Não é raro encontrarmos um indivíduo que saiba que números racionais são aqueles que podem ser escritos na forma $\tfrac{a}{b}$, onde $a$ é um número inteiro e $b$ é um número inteiro diferente de zero.
A maioria deles talvez saiba que tais números podem ser escritos como uma expressão decimal finita (por exemplo $\tfrac{53}{20}=2,65$) ou como uma dízima periódica (por exemplo $\tfrac{10}{3}=3,333333333...$).
O que talvez a minoria saiba é explicar a periodicidade das dízimas, afinal porque é que todo racional não finito é uma dízima periódica?
O número racional (como sabemos, já dissemos e repetiremos), são aqueles que podem ser escritos na forma $\tfrac{a}{b}$, com $a$ e $b$ pertencentes ao conjunto dos números inteiros e $b$ diferente de zero.
Vejamos alguns exemplos:
Suponha, então, que você tem o número racional $\tfrac{a}{b}$.
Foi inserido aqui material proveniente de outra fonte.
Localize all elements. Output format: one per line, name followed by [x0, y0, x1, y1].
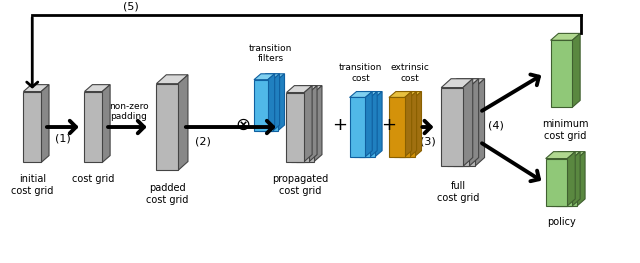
Polygon shape [546, 159, 567, 206]
Polygon shape [360, 98, 375, 156]
Polygon shape [156, 84, 178, 170]
Text: (1): (1) [55, 134, 70, 144]
Text: propagated
cost grid: propagated cost grid [272, 174, 328, 196]
Polygon shape [453, 88, 475, 166]
Polygon shape [296, 86, 322, 93]
Polygon shape [24, 92, 41, 163]
Polygon shape [365, 92, 372, 156]
Polygon shape [399, 92, 422, 98]
Polygon shape [291, 86, 317, 93]
Polygon shape [463, 79, 473, 166]
Text: policy: policy [547, 217, 576, 227]
Text: transition
cost: transition cost [339, 63, 382, 83]
Polygon shape [355, 98, 371, 156]
Polygon shape [156, 75, 188, 84]
Polygon shape [567, 152, 575, 206]
Polygon shape [441, 79, 473, 88]
Polygon shape [453, 79, 484, 88]
Polygon shape [550, 159, 572, 206]
Polygon shape [264, 80, 278, 131]
Polygon shape [273, 74, 280, 131]
Polygon shape [550, 33, 580, 40]
Polygon shape [259, 80, 273, 131]
Polygon shape [349, 92, 372, 98]
Polygon shape [441, 88, 463, 166]
Polygon shape [394, 98, 410, 156]
Polygon shape [314, 86, 322, 161]
Polygon shape [287, 93, 304, 161]
Text: (5): (5) [123, 2, 139, 12]
Polygon shape [556, 152, 585, 159]
Polygon shape [349, 98, 365, 156]
Polygon shape [371, 92, 377, 156]
Polygon shape [24, 85, 49, 92]
Polygon shape [375, 92, 382, 156]
Polygon shape [304, 86, 312, 161]
Polygon shape [291, 93, 309, 161]
Polygon shape [309, 86, 317, 161]
Text: initial
cost grid: initial cost grid [11, 174, 54, 196]
Polygon shape [389, 98, 404, 156]
Text: (4): (4) [488, 120, 504, 130]
Polygon shape [475, 79, 484, 166]
Polygon shape [41, 85, 49, 163]
Polygon shape [259, 74, 280, 80]
Polygon shape [572, 33, 580, 107]
Polygon shape [577, 152, 585, 206]
Polygon shape [556, 159, 577, 206]
Polygon shape [550, 152, 580, 159]
Text: non-zero
padding: non-zero padding [109, 102, 148, 121]
Polygon shape [468, 79, 479, 166]
Text: $\otimes$: $\otimes$ [236, 116, 251, 134]
Text: padded
cost grid: padded cost grid [146, 183, 188, 205]
Polygon shape [394, 92, 417, 98]
Text: cost grid: cost grid [72, 174, 115, 184]
Polygon shape [287, 86, 312, 93]
Polygon shape [360, 92, 382, 98]
Polygon shape [410, 92, 417, 156]
Polygon shape [254, 74, 275, 80]
Text: extrinsic
cost: extrinsic cost [390, 63, 429, 83]
Polygon shape [102, 85, 110, 163]
Polygon shape [389, 92, 412, 98]
Text: $+$: $+$ [332, 116, 348, 134]
Text: minimum
cost grid: minimum cost grid [542, 119, 589, 141]
Polygon shape [296, 93, 314, 161]
Polygon shape [415, 92, 422, 156]
Text: (2): (2) [195, 137, 211, 147]
Polygon shape [278, 74, 285, 131]
Polygon shape [447, 79, 479, 88]
Polygon shape [550, 40, 572, 107]
Polygon shape [572, 152, 580, 206]
Text: transition
filters: transition filters [249, 44, 292, 63]
Text: (3): (3) [420, 137, 435, 147]
Polygon shape [399, 98, 415, 156]
Polygon shape [268, 74, 275, 131]
Polygon shape [546, 152, 575, 159]
Polygon shape [447, 88, 468, 166]
Polygon shape [264, 74, 285, 80]
Polygon shape [178, 75, 188, 170]
Polygon shape [254, 80, 268, 131]
Polygon shape [84, 92, 102, 163]
Polygon shape [84, 85, 110, 92]
Text: $+$: $+$ [381, 116, 397, 134]
Text: full
cost grid: full cost grid [436, 181, 479, 203]
Polygon shape [404, 92, 412, 156]
Polygon shape [355, 92, 377, 98]
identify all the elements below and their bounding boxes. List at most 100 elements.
Imagine que você quer efetuar a divisão para obter uma expressão decimal:
Como de costume, você vai obter um cociente e um resto:
(Obs.: na figura acima considere que há a necessidade de escrever um zero ao lado do resto r para efetivamente fazer a conta, mas vamos omitir estes zeros nas nossas figuras – mas eles estão lá!)
É claro que o processo não para por aí. A divisão continua até obtermos um resto zero e, quando isso ocorre, dizemos que a divisão é exata e obtemos uma expressão decimal finita:
Mas vamos supor que dividindo $a$ por $b$ não obtemos resto zero.
Importante: Note que o resto não pode ser um número qualquer. Ele deverá, necessariamente, ser menor do que o divisor. Portanto haverá $b-1$ possibilidades para o resto.
Suponha, então, que você fique dividindo e dividindo, aumentando os dígitos no cociente e não apareça um resto zero:
Sabe o que acontecerá?
Em algum momento haverá um resto repetido. Na verdade, no máximo o $b$-ésimo resto será repetido:
E a partir deste momento os dígitos do cociente começam a se repetir gerando o que chamamos de período da dízima:
E a conta prossegue... sem fim...
Vejamos, a seguir, um exemplo numérico pra melhor elucidar a ideia.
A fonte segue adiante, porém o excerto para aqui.